I maggiori benefici, inoltre, se li assicurerebbe chi prende almeno tre caffè al giorno. Questo è quanto emerge da due nuovi e vasti studi pubblicati sugli 'Annals of Internal Medicine'. I lavori confermano i benefici di un consumo importante di caffè in termini di riduzione della mortalità. Il primo studio, condotto in 10 Paesi europei, si candida ad essere il più ampio mai eseguito finora: ha coinvolto 520 mila uomini e donne. La ricerca è firmata dall'International Agency for Research on Cancer (Iarc) e dall'Imperial College di Londra. 

Gli scienziati hanno messo a confronto le cause di morte specifiche e la mortalità per tutte le cause nei bevitori di caffè, rispetto ai non bevitori. È emerso che chi totalizza almeno tre caffè al giorno sembra assicurarsi i vantaggi maggiori in termini di riduzione del tasso di morte, con un rischio ridotto in particolare per le malattie circolatorie e per quelle tratto digerente.

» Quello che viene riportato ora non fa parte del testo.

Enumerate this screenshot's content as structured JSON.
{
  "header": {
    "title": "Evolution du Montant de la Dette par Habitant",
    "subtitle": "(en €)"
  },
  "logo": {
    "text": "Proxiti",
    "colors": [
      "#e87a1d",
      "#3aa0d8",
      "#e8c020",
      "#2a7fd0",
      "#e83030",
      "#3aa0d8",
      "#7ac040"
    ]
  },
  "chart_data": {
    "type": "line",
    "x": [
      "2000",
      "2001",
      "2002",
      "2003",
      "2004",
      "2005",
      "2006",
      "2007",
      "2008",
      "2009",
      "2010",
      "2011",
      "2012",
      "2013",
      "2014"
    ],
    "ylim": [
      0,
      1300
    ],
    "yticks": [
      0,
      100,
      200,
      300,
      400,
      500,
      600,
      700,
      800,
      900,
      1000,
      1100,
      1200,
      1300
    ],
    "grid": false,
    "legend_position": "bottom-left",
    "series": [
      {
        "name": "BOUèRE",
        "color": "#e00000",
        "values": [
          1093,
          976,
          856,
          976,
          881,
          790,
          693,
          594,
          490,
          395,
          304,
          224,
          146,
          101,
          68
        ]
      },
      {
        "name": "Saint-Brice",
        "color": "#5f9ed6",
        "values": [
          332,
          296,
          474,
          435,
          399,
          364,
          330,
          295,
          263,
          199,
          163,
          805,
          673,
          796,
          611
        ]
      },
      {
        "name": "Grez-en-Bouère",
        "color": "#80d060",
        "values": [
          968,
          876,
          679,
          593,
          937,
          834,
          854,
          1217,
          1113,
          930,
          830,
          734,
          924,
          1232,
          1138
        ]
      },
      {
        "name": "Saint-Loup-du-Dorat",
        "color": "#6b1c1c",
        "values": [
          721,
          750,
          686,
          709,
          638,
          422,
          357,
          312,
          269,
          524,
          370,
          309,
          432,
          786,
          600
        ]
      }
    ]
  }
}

Entrambi gli studi suggerirebbero che l'effetto protettivo del caffè è biologicamente plausibile. I polifenoli e altri composti bioattivi presenti nella bevanda hanno proprietà antiossidanti e l'assunzione del caffè è associata a una ridotta insulinoresistenza, a una minor infiammazione e a benefici per la funzione del fegato che, alla lunga, spiegano la maggior longevità.